According to my calendar, we’re already partway into August. Can you believe it? I sure can’t.
Thankfully, as fast as the summer seems to be flying by, it’s already been full of fun adventures, good times with friends, and lots of delicious food, so I can’t really complain.
I’ve also been working on a few projects, which means there’s also been lots of baking and cooking and writing up a storm behind the scenes. I’ll be sharing all of those projects with you over the next little while, but in the meantime, it’s time for some Secret Recipe Club fun, in the form of a ridiculous easy Peach Rhubarb Cake.
This month, my assignment is Italian in the Midwest, which is written by Pola. She describes her blog as an effort to bring authentic Italian dishes to the American midwest, which is something she’s certainly qualified to do, considering she’s an honest-to-goodness Italian gal.
Initially, I had planned on making one of Pola’s many amazing classic Italian dishes, but as soon as I spotted Pola’s recipe for Rhubarb Cake, that plan flew right out the window. For one, I was craving a simple summery dessert, and two, I had all of the ingredients I needed on hand… right down to a container of Greek yogurt in that awkward stage between big-enough-to-eat and small-enough-to-toss-without-guilt.

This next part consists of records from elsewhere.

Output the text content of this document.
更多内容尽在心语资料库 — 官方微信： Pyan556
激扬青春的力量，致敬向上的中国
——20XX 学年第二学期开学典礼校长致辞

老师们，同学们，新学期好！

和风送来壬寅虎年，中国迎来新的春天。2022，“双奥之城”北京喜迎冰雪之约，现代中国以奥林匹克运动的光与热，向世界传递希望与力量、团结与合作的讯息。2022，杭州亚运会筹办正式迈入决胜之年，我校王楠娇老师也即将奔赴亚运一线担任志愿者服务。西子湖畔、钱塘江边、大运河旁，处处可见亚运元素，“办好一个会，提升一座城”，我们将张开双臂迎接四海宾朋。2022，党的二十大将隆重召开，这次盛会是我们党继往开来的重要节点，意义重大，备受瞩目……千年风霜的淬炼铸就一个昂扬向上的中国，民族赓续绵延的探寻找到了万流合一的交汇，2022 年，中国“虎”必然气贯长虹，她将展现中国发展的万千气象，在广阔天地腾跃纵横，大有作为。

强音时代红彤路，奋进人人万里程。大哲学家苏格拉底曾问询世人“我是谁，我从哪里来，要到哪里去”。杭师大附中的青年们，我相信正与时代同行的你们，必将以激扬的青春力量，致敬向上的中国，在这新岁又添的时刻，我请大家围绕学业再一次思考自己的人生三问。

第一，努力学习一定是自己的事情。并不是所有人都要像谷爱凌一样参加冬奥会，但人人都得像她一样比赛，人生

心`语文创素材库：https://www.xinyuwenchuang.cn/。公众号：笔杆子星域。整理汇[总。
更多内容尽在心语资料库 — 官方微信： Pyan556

See? It’s like Pola knew I’d be in this position, and created a cake just for me.
It’s a perfect dessert for those perfect summer days, when the sun is shining and the breeze is blowing, and you simply can’t bear to be indoors any longer than absolutely necessary.
The cake batter come together in a flash, and then it’s just a matter of folding in the fruit and tossing it into a hot oven while you deal with the rest of dinner. (And don’t panic when it seems like there’s entirely too much fruit and not nearly enough batter – it’ll all sort itself out in the oven, I promise.)
I started off following Pola’s recipe pretty closely, though I couldn’t help but tossing in a little vanilla extract and salt for flavour. But when the time came to add the fruit, I couldn’t help myself… I’d just bought a big basket of fresh Ontario peaches, so perfectly suited for this recipe that they practically jumped into the batter on their own.
Not being one to stand between a fruit and its destiny, I decided to substitute roughly chopped peaches for half of the rhubarb in Pola’s original cake.
That’s the beauty of this kind of cake, you see… it can easily be adapted with whatever fruit you happen to have on hand. No rhubarb? No problem! Almost any summer fruit will do just as well – blueberries, strawberries, apricots or plums would all be perfect choices.
Serve it just as it is, or throw on a dollop of whipped cream if you’re feeling indulgent. (Which, as you can see, is exactly how I was feeling.)
- 1 egg
- ¾ cup sugar
- ¼ cup greek yogurt
- ½ tsp vanilla extract
- 1 cup flour
- 2 tsp baking powder
- ½ tsp salt
- 2 medium-sized ripe peaches (~1/2 lb), pitted and roughly chopped
- ½ lb rhubarb, roughly chopped
- Preheat the oven to 375F. Line a lightly greased 8" round cake tin with parchment.
- In a large mixing bowl, beat the eggs and sugar until pale yellow and doubled in volume. Stir in the yogurt and vanilla extract.
- In a second bowl, combine flour, baking powder and salt, and beat into the egg mixture.
- Fold in the peaches and rhubarb, and scrape into the prepared pan. Bake in preheated oven for 40 minutes, or until the top is golden brown and a toothpick inserted into the centre comes out with a moist crumb. Let cool on a wire rack for at least half an hour before serving.